For the Internet revolution in particular, we should also add far-sighted bipartisan policies adopted during the Clinton Administration to leave the Internet economy—hardware, software, and network infrastructure–largely free of regulations and taxes, or what the Mercatus Center’s Adam Thierer calls “permissionless innovation.”
The EU, as the new digital single market proposal suggests, is finally seeing the wisdom of that policy (just as, ironically, the FCC is threatening to undo it). And also seeing the need for a frictionless market within the EU for the free flow of information products and services between member nations—something U.S. consumers take for granted.
Another piece of Clinton-era wisdom is a U.S. law known as Section 230. Passed as part of the Communications Act of 1996, Section 230 insulates Internet companies, website hosts, and ISPs from legally liability stemming from content posted by users. It’s hard to imagine the social media revolution—think Facebook, Twitter, Instagram, and Reddit—taking place without that background rule. Which is why none of those companies came from Europe, which has no such protections.
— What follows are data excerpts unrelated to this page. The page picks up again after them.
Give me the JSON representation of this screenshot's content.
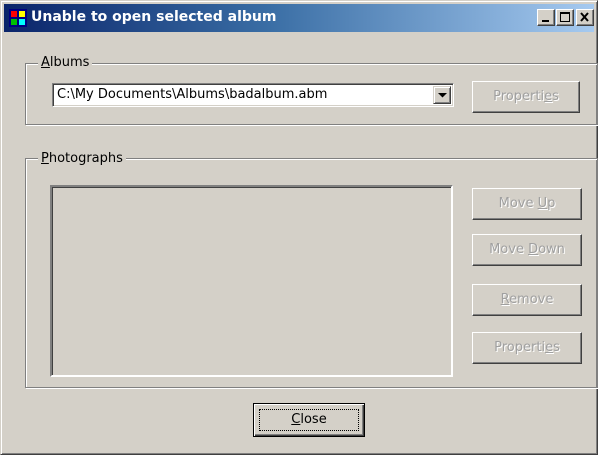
{
  "window": {
    "title": "Unable to open selected album"
  },
  "albums_group": {
    "label_prefix": "",
    "label_mnemonic": "A",
    "label_rest": "lbums",
    "combo_value": "C:\\My Documents\\Albums\\badalbum.abm",
    "properties_button": {
      "pre": "Properti",
      "mnemonic": "e",
      "post": "s"
    }
  },
  "photos_group": {
    "label_mnemonic": "P",
    "label_rest": "hotographs",
    "move_up_button": {
      "pre": "Move ",
      "mnemonic": "U",
      "post": "p"
    },
    "move_down_button": {
      "pre": "Move ",
      "mnemonic": "D",
      "post": "own"
    },
    "remove_button": {
      "pre": "",
      "mnemonic": "R",
      "post": "emove"
    },
    "properties_button": {
      "pre": "Properti",
      "mnemonic": "e",
      "post": "s"
    }
  },
  "footer": {
    "close_button": {
      "pre": "",
      "mnemonic": "C",
      "post": "lose"
    }
  },
  "colors": {
    "face": "#d4d0c8",
    "title_start": "#0a246a",
    "title_end": "#a6caf0",
    "disabled_text": "#a0a0a0"
  },
  "icons": {
    "app": "album-app-icon",
    "minimize": "minimize-icon",
    "maximize": "maximize-icon",
    "close": "close-icon",
    "dropdown": "chevron-down-icon"
  }
}
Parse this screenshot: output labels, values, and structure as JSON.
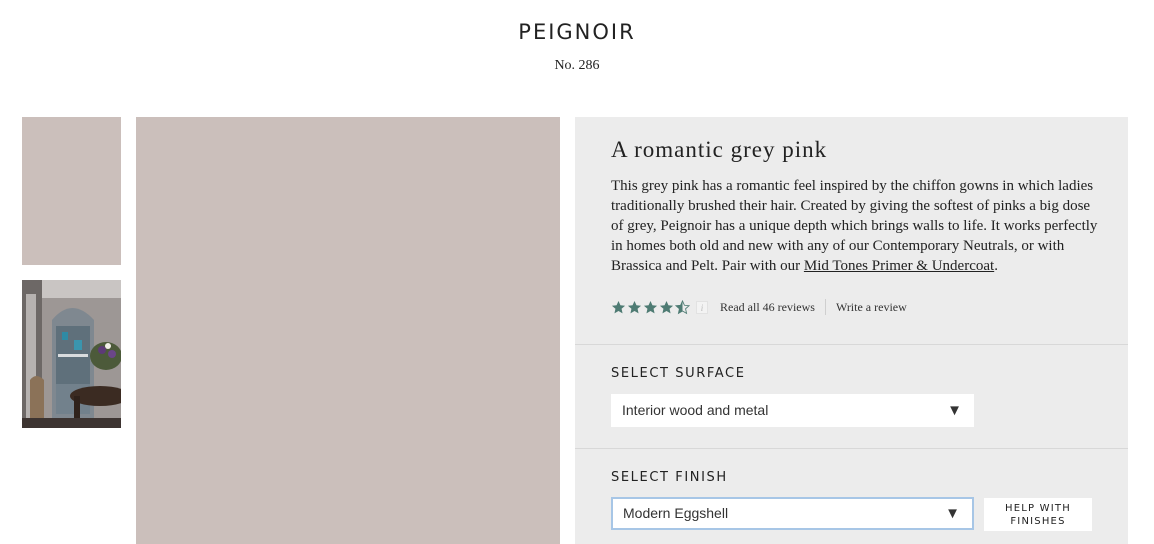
{
  "product": {
    "name": "PEIGNOIR",
    "number": "No. 286",
    "swatch_color": "#cbbfbb"
  },
  "thumbnails": [
    {
      "kind": "colour-swatch",
      "color": "#cbbfbb"
    },
    {
      "kind": "room-photo"
    }
  ],
  "panel": {
    "tagline": "A romantic grey pink",
    "description": "This grey pink has a romantic feel inspired by the chiffon gowns in which ladies traditionally brushed their hair. Created by giving the softest of pinks a big dose of grey, Peignoir has a unique depth which brings walls to life. It works perfectly in homes both old and new with any of our Contemporary Neutrals, or with Brassica and Pelt. Pair with our ",
    "primer_link": "Mid Tones Primer & Undercoat",
    "description_end": ".",
    "rating": {
      "stars": 4.5,
      "max": 5,
      "star_color": "#4e7b73",
      "info_symbol": "i",
      "read_reviews": "Read all 46 reviews",
      "write_review": "Write a review"
    },
    "surface": {
      "label": "SELECT SURFACE",
      "selected": "Interior wood and metal",
      "arrow": "▼"
    },
    "finish": {
      "label": "SELECT FINISH",
      "selected": "Modern Eggshell",
      "arrow": "▼",
      "help_button": "HELP WITH FINISHES"
    }
  }
}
Which isn’t to say the U.S., or even Silicon Valley, has figured out every legal hack that would make innovation flourish. U.S. immigration policy, for example, senselessly sends home visiting engineering and business students just as they finish their studies and are ready to start innovating, even when they prefer to stay here to do it. Equally counter-productive are tax policies that force foreign earnings to be spent offshore, instead of allowing them to be repatriated and invested in more innovation at home.
Europeans—or anyone else—could leverage those mistakes to gain competitive advantage in the global digital market, at an economic cost far lower than building campuses and seeding investment. But they’ll have to learn to appreciate in the first place the profound role regulation (or the lack of it) plays in the creation of economic value in the Internet economy.